Silence fell over the parade on Friday when Imam Rashied Omar, chairman of the Western Cape Religious Inter-Faith Forum, sang his prayer.
He was followed by the Muslim Judicial Council's Sheikh Ebrahim Gabriels, who called on all races and religions across the world to unite and live the ideals the late statesman fought and lived for.
"All human beings belong to God Almighty, and all of us will return unto him," Gabriels told mourners.
While the country was in a state of mourning, it was also a time to celebrate the life and legacy Mandela had left behind.
"God Almighty, we ask you that we the children of Africa and the children of the world inherit the sterling qualities and excellent character of President Nelson Mandela," Gabriels prayed.
"We ask God that we inherit his quality of patience, perseverance and bravery."
Several people raised their arms in a black power salute to Mandela.
Paying his respects to Mandela's relatives, Gabriels said: "Dear family of Mandela and the ANC, this is indeed a time of sadness, but you can be proud to carry the Mandela name -- a name that will be forever be engraved in the hearts of all of humanity."

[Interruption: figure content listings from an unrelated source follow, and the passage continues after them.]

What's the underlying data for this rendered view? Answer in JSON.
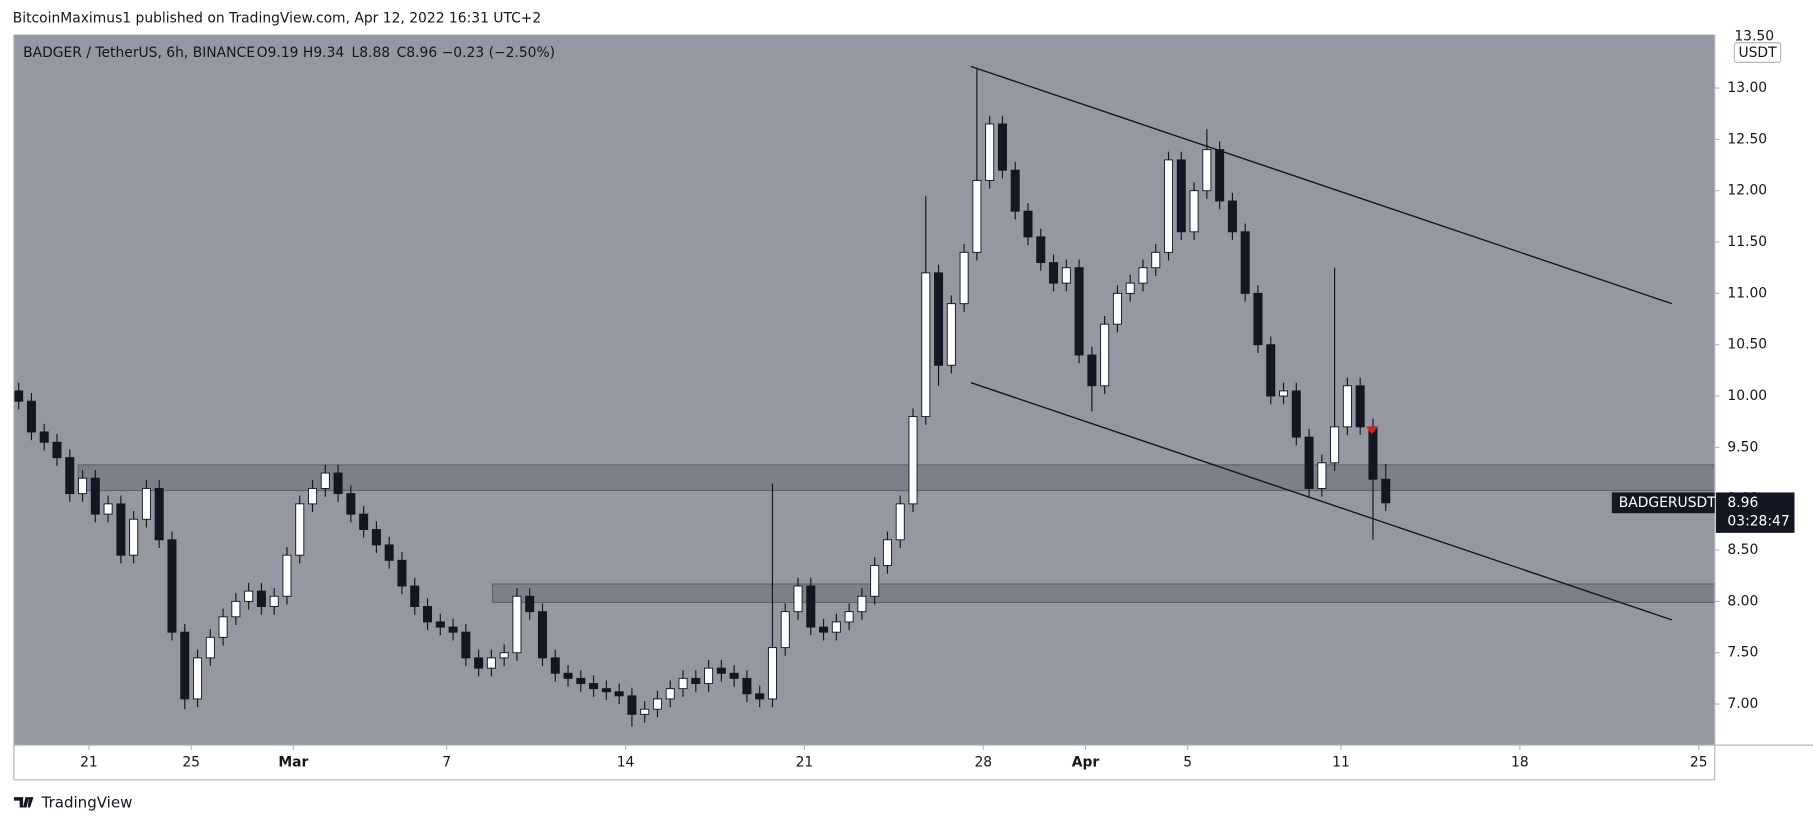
{
  "header": {
    "title": "BitcoinMaximus1 published on TradingView.com, Apr 12, 2022 16:31 UTC+2"
  },
  "footer": {
    "brand": "TradingView"
  },
  "chart_data": {
    "type": "candlestick",
    "legend": {
      "symbol": "BADGER / TetherUS, 6h, BINANCE",
      "ohlc_labels": [
        "O",
        "H",
        "L",
        "C"
      ],
      "o": 9.19,
      "h": 9.34,
      "l": 8.88,
      "c": 8.96,
      "change": "−0.23 (−2.50%)"
    },
    "unit": "USDT",
    "price_tag": {
      "symbol": "BADGERUSDT",
      "price": 8.96,
      "countdown": "03:28:47"
    },
    "background": "#9598a1",
    "up_color": "#ffffff",
    "down_color": "#131722",
    "xlim": [
      "2022-02-18T01:30",
      "2022-04-25T15:00"
    ],
    "ylim": [
      6.6,
      13.52
    ],
    "yticks": [
      {
        "value": 7,
        "label": "7.00"
      },
      {
        "value": 7.5,
        "label": "7.50"
      },
      {
        "value": 8,
        "label": "8.00"
      },
      {
        "value": 8.5,
        "label": "8.50"
      },
      {
        "value": 9,
        "label": "9.00"
      },
      {
        "value": 9.5,
        "label": "9.50"
      },
      {
        "value": 10,
        "label": "10.00"
      },
      {
        "value": 10.5,
        "label": "10.50"
      },
      {
        "value": 11,
        "label": "11.00"
      },
      {
        "value": 11.5,
        "label": "11.50"
      },
      {
        "value": 12,
        "label": "12.00"
      },
      {
        "value": 12.5,
        "label": "12.50"
      },
      {
        "value": 13,
        "label": "13.00"
      },
      {
        "value": 13.5,
        "label": "13.50"
      }
    ],
    "xticks": [
      {
        "value": "2022-02-21T00:00",
        "label": "21"
      },
      {
        "value": "2022-02-25T00:00",
        "label": "25"
      },
      {
        "value": "2022-03-01T00:00",
        "label": "Mar"
      },
      {
        "value": "2022-03-07T00:00",
        "label": "7"
      },
      {
        "value": "2022-03-14T00:00",
        "label": "14"
      },
      {
        "value": "2022-03-21T00:00",
        "label": "21"
      },
      {
        "value": "2022-03-28T00:00",
        "label": "28"
      },
      {
        "value": "2022-04-01T00:00",
        "label": "Apr"
      },
      {
        "value": "2022-04-05T00:00",
        "label": "5"
      },
      {
        "value": "2022-04-11T00:00",
        "label": "11"
      },
      {
        "value": "2022-04-18T00:00",
        "label": "18"
      },
      {
        "value": "2022-04-25T00:00",
        "label": "25"
      }
    ],
    "x": [
      "2022-02-18T00:00",
      "2022-02-18T12:00",
      "2022-02-19T00:00",
      "2022-02-19T12:00",
      "2022-02-20T00:00",
      "2022-02-20T12:00",
      "2022-02-21T00:00",
      "2022-02-21T12:00",
      "2022-02-22T00:00",
      "2022-02-22T12:00",
      "2022-02-23T00:00",
      "2022-02-23T12:00",
      "2022-02-24T00:00",
      "2022-02-24T12:00",
      "2022-02-25T00:00",
      "2022-02-25T12:00",
      "2022-02-26T00:00",
      "2022-02-26T12:00",
      "2022-02-27T00:00",
      "2022-02-27T12:00",
      "2022-02-28T00:00",
      "2022-02-28T12:00",
      "2022-03-01T00:00",
      "2022-03-01T12:00",
      "2022-03-02T00:00",
      "2022-03-02T12:00",
      "2022-03-03T00:00",
      "2022-03-03T12:00",
      "2022-03-04T00:00",
      "2022-03-04T12:00",
      "2022-03-05T00:00",
      "2022-03-05T12:00",
      "2022-03-06T00:00",
      "2022-03-06T12:00",
      "2022-03-07T00:00",
      "2022-03-07T12:00",
      "2022-03-08T00:00",
      "2022-03-08T12:00",
      "2022-03-09T00:00",
      "2022-03-09T12:00",
      "2022-03-10T00:00",
      "2022-03-10T12:00",
      "2022-03-11T00:00",
      "2022-03-11T12:00",
      "2022-03-12T00:00",
      "2022-03-12T12:00",
      "2022-03-13T00:00",
      "2022-03-13T12:00",
      "2022-03-14T00:00",
      "2022-03-14T12:00",
      "2022-03-15T00:00",
      "2022-03-15T12:00",
      "2022-03-16T00:00",
      "2022-03-16T12:00",
      "2022-03-17T00:00",
      "2022-03-17T12:00",
      "2022-03-18T00:00",
      "2022-03-18T12:00",
      "2022-03-19T00:00",
      "2022-03-19T12:00",
      "2022-03-20T00:00",
      "2022-03-20T12:00",
      "2022-03-21T00:00",
      "2022-03-21T12:00",
      "2022-03-22T00:00",
      "2022-03-22T12:00",
      "2022-03-23T00:00",
      "2022-03-23T12:00",
      "2022-03-24T00:00",
      "2022-03-24T12:00",
      "2022-03-25T00:00",
      "2022-03-25T12:00",
      "2022-03-26T00:00",
      "2022-03-26T12:00",
      "2022-03-27T00:00",
      "2022-03-27T12:00",
      "2022-03-28T00:00",
      "2022-03-28T12:00",
      "2022-03-29T00:00",
      "2022-03-29T12:00",
      "2022-03-30T00:00",
      "2022-03-30T12:00",
      "2022-03-31T00:00",
      "2022-03-31T12:00",
      "2022-04-01T00:00",
      "2022-04-01T12:00",
      "2022-04-02T00:00",
      "2022-04-02T12:00",
      "2022-04-03T00:00",
      "2022-04-03T12:00",
      "2022-04-04T00:00",
      "2022-04-04T12:00",
      "2022-04-05T00:00",
      "2022-04-05T12:00",
      "2022-04-06T00:00",
      "2022-04-06T12:00",
      "2022-04-07T00:00",
      "2022-04-07T12:00",
      "2022-04-08T00:00",
      "2022-04-08T12:00",
      "2022-04-09T00:00",
      "2022-04-09T12:00",
      "2022-04-10T00:00",
      "2022-04-10T12:00",
      "2022-04-11T00:00",
      "2022-04-11T12:00",
      "2022-04-12T00:00",
      "2022-04-12T12:00"
    ],
    "open": [
      10.05,
      9.95,
      9.65,
      9.55,
      9.4,
      9.05,
      9.2,
      8.85,
      8.95,
      8.45,
      8.8,
      9.1,
      8.6,
      7.7,
      7.05,
      7.45,
      7.65,
      7.85,
      8.0,
      8.1,
      7.95,
      8.05,
      8.45,
      8.95,
      9.1,
      9.25,
      9.05,
      8.85,
      8.7,
      8.55,
      8.4,
      8.15,
      7.95,
      7.8,
      7.75,
      7.7,
      7.45,
      7.35,
      7.45,
      7.5,
      8.05,
      7.9,
      7.45,
      7.3,
      7.25,
      7.2,
      7.15,
      7.12,
      7.08,
      6.9,
      6.95,
      7.05,
      7.15,
      7.25,
      7.2,
      7.35,
      7.3,
      7.25,
      7.1,
      7.05,
      7.55,
      7.9,
      8.15,
      7.75,
      7.7,
      7.8,
      7.9,
      8.05,
      8.35,
      8.6,
      8.95,
      9.8,
      11.2,
      10.3,
      10.9,
      11.4,
      12.1,
      12.65,
      12.2,
      11.8,
      11.55,
      11.3,
      11.1,
      11.25,
      10.4,
      10.1,
      10.7,
      11.0,
      11.1,
      11.25,
      11.4,
      12.3,
      11.6,
      12.0,
      12.4,
      11.9,
      11.6,
      11.0,
      10.5,
      10.0,
      10.05,
      9.6,
      9.1,
      9.35,
      9.7,
      10.1,
      9.7,
      9.19
    ],
    "high": [
      10.13,
      10.03,
      9.73,
      9.63,
      9.48,
      9.28,
      9.28,
      9.03,
      9.03,
      8.88,
      9.18,
      9.18,
      8.68,
      7.78,
      7.53,
      7.73,
      7.93,
      8.08,
      8.18,
      8.18,
      8.13,
      8.53,
      9.03,
      9.18,
      9.33,
      9.33,
      9.13,
      8.93,
      8.78,
      8.63,
      8.48,
      8.23,
      8.03,
      7.88,
      7.83,
      7.78,
      7.53,
      7.53,
      7.58,
      8.13,
      8.13,
      7.98,
      7.53,
      7.38,
      7.33,
      7.28,
      7.23,
      7.2,
      7.16,
      7.03,
      7.13,
      7.23,
      7.33,
      7.33,
      7.43,
      7.43,
      7.38,
      7.33,
      7.18,
      9.15,
      7.98,
      8.23,
      8.23,
      7.83,
      7.88,
      7.98,
      8.13,
      8.43,
      8.68,
      9.03,
      9.88,
      11.95,
      11.28,
      10.98,
      11.48,
      13.2,
      12.73,
      12.73,
      12.28,
      11.88,
      11.63,
      11.38,
      11.33,
      11.33,
      10.48,
      10.78,
      11.08,
      11.18,
      11.33,
      11.48,
      12.38,
      12.38,
      12.08,
      12.6,
      12.48,
      11.98,
      11.68,
      11.08,
      10.58,
      10.13,
      10.13,
      9.68,
      9.43,
      11.25,
      10.18,
      10.18,
      9.78,
      9.34
    ],
    "low": [
      9.87,
      9.57,
      9.47,
      9.32,
      8.97,
      8.97,
      8.77,
      8.77,
      8.37,
      8.37,
      8.72,
      8.52,
      7.62,
      6.95,
      6.97,
      7.37,
      7.57,
      7.77,
      7.92,
      7.87,
      7.87,
      7.97,
      8.37,
      8.87,
      9.02,
      8.97,
      8.77,
      8.62,
      8.47,
      8.32,
      8.07,
      7.87,
      7.72,
      7.67,
      7.62,
      7.37,
      7.27,
      7.27,
      7.37,
      7.42,
      7.82,
      7.37,
      7.22,
      7.17,
      7.12,
      7.07,
      7.04,
      7.0,
      6.78,
      6.82,
      6.87,
      6.97,
      7.07,
      7.12,
      7.12,
      7.22,
      7.17,
      7.02,
      6.97,
      6.97,
      7.47,
      7.82,
      7.67,
      7.62,
      7.62,
      7.72,
      7.82,
      7.97,
      8.27,
      8.52,
      8.87,
      9.72,
      10.1,
      10.22,
      10.82,
      11.32,
      12.02,
      12.12,
      11.72,
      11.47,
      11.22,
      11.02,
      11.02,
      10.32,
      9.85,
      10.02,
      10.62,
      10.92,
      11.02,
      11.17,
      11.32,
      11.52,
      11.52,
      11.92,
      11.82,
      11.52,
      10.92,
      10.42,
      9.92,
      9.92,
      9.52,
      9.02,
      9.02,
      9.27,
      9.62,
      9.62,
      8.6,
      8.88
    ],
    "close": [
      9.95,
      9.65,
      9.55,
      9.4,
      9.05,
      9.2,
      8.85,
      8.95,
      8.45,
      8.8,
      9.1,
      8.6,
      7.7,
      7.05,
      7.45,
      7.65,
      7.85,
      8.0,
      8.1,
      7.95,
      8.05,
      8.45,
      8.95,
      9.1,
      9.25,
      9.05,
      8.85,
      8.7,
      8.55,
      8.4,
      8.15,
      7.95,
      7.8,
      7.75,
      7.7,
      7.45,
      7.35,
      7.45,
      7.5,
      8.05,
      7.9,
      7.45,
      7.3,
      7.25,
      7.2,
      7.15,
      7.12,
      7.08,
      6.9,
      6.95,
      7.05,
      7.15,
      7.25,
      7.2,
      7.35,
      7.3,
      7.25,
      7.1,
      7.05,
      7.55,
      7.9,
      8.15,
      7.75,
      7.7,
      7.8,
      7.9,
      8.05,
      8.35,
      8.6,
      8.95,
      9.8,
      11.2,
      10.3,
      10.9,
      11.4,
      12.1,
      12.65,
      12.2,
      11.8,
      11.55,
      11.3,
      11.1,
      11.25,
      10.4,
      10.1,
      10.7,
      11.0,
      11.1,
      11.25,
      11.4,
      12.3,
      11.6,
      12.0,
      12.4,
      11.9,
      11.6,
      11.0,
      10.5,
      10.0,
      10.05,
      9.6,
      9.1,
      9.35,
      9.7,
      10.1,
      9.7,
      9.19,
      8.96
    ],
    "zones": [
      {
        "start": "2022-02-20T14:00",
        "top": 9.33,
        "bottom": 9.08
      },
      {
        "start": "2022-03-08T19:00",
        "top": 8.17,
        "bottom": 7.99
      }
    ],
    "trendlines": [
      {
        "from": [
          "2022-03-27T12:30",
          13.21
        ],
        "to": [
          "2022-04-23T22:45",
          10.9
        ]
      },
      {
        "from": [
          "2022-03-27T12:30",
          10.13
        ],
        "to": [
          "2022-04-23T22:45",
          7.82
        ]
      }
    ],
    "marker": {
      "x": "2022-04-12T05:00",
      "price": 9.67,
      "color": "#e0201b"
    }
  }
}
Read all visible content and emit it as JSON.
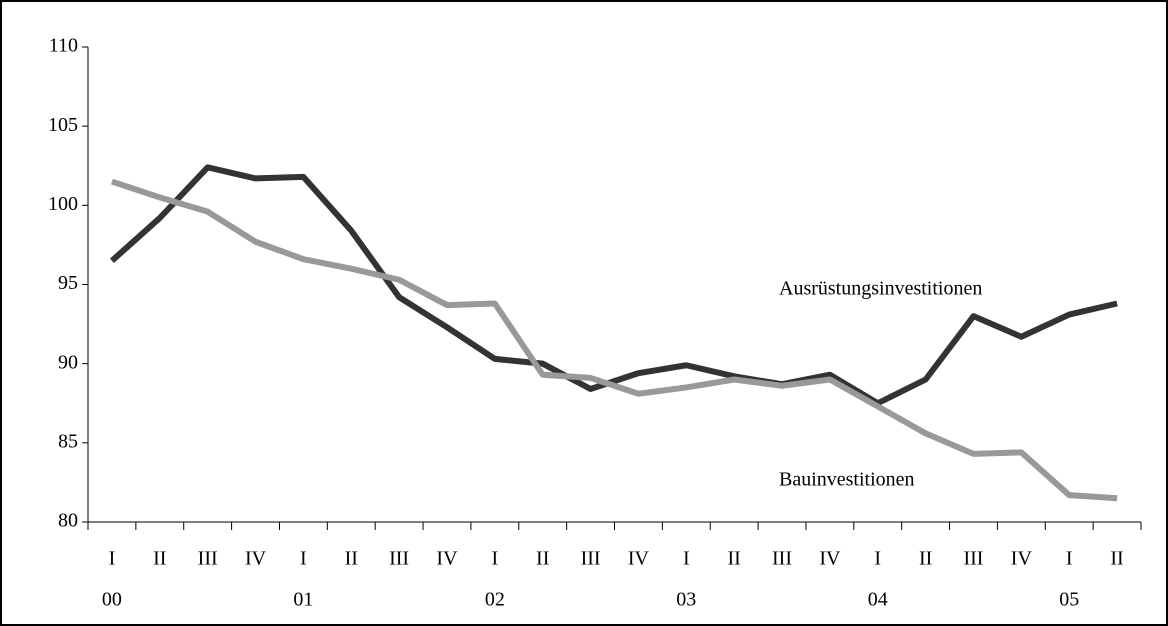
{
  "chart_data": {
    "type": "line",
    "categories": [
      "I",
      "II",
      "III",
      "IV",
      "I",
      "II",
      "III",
      "IV",
      "I",
      "II",
      "III",
      "IV",
      "I",
      "II",
      "III",
      "IV",
      "I",
      "II",
      "III",
      "IV",
      "I",
      "II"
    ],
    "x_groups": [
      "00",
      null,
      null,
      null,
      "01",
      null,
      null,
      null,
      "02",
      null,
      null,
      null,
      "03",
      null,
      null,
      null,
      "04",
      null,
      null,
      null,
      "05",
      null
    ],
    "series": [
      {
        "name": "Ausrüstungsinvestitionen",
        "color": "#333333",
        "values": [
          96.5,
          99.2,
          102.4,
          101.7,
          101.8,
          98.4,
          94.2,
          92.3,
          90.3,
          90.0,
          88.4,
          89.4,
          89.9,
          89.2,
          88.7,
          89.3,
          87.5,
          89.0,
          93.0,
          91.7,
          93.1,
          93.8
        ]
      },
      {
        "name": "Bauinvestitionen",
        "color": "#999999",
        "values": [
          101.5,
          100.5,
          99.6,
          97.7,
          96.6,
          96.0,
          95.3,
          93.7,
          93.8,
          89.3,
          89.1,
          88.1,
          88.5,
          89.0,
          88.6,
          89.0,
          87.3,
          85.6,
          84.3,
          84.4,
          81.7,
          81.5
        ]
      }
    ],
    "ylim": [
      80,
      110
    ],
    "yticks": [
      80,
      85,
      90,
      95,
      100,
      105,
      110
    ]
  }
}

Members of the Jewish community also came out in their numbers shortly before women and girls around the world lit the Shabbat candles, which usher in the Sabbath.
"Our father, our king, the leader of heaven and earth, 95 years ago you planted a seed of light into our world -- a light of peace and reconciliation... a light of compassion and humility," Western Cape Rabbinical Association chairman Rabbi Asher Deren said in his prayer.
"Today that light has dimmed."
Deren called on people to view Mandela's death as a sign to start walking in his footsteps.
"Have mercy upon him, for the righteousness he has done...Remember him for his heroic and selfless leadership of South Africa and guiding our country to freedom and democracy."
Reverend Joy-Faith Kronenberg, senior vice president of the SA Council of Churches, said Cape Town and Mandela had a special connection.
Mandela spent his 27-year jail term in various prisons, most notably Robben Island, in Cape Town.
"When we embrace Madiba's legacy, let us move forward in that spirit of reconciliation so that one day when it is our turn to leave this Earth, we can truly say we have fought for a non-racial system," Kronenberg said.
Top city officials were joined by Western Cape premier Helen Zille, African National Congress provincial chairman Marius Fransman and Human settlements Deputy Minister Zoe Kota.
In a rare display of affection, Kota embraced Zille before she took her seat.
Bouquets of flowers and personal messages scribbled on pieces of paper from people across the Cape were left near the City Hall steps.
Many in the crowd said they were too emotional to eloquently express their thoughts about Mandela.
Christopher Phanyaza, a chauffeur for the US embassy, recalled leading a motorcade of US delegates to Mandela's home in Qunu, in the Eastern Cape, where his funeral will be held on December 15.
"When we got his porch, I was kneeling and greeting him as a way of giving respect to an old man and in the process my sunglasses fell from my head.
He [Madiba] went for my glasses and picked them up and gave them to me," Phanyaza said.
It was a small gesture, but showed Phanyaza how humble Mandela was.
"My eyes just welled with tears because I never thought in my wildest dreams that a man of that stature can pick up my glasses... that's how down to earth the man was."
Selam Mehari, a Londoner who arrived in Cape Town on Friday morning, said she was saddened, as Mandela had "touched souls all over the world".
"How I identify with Madiba is [because of] his patience and humbleness and innate lack of bitterness towards life and what he'd been through.
It just puts it into perspective for the rest of us," Mehari said.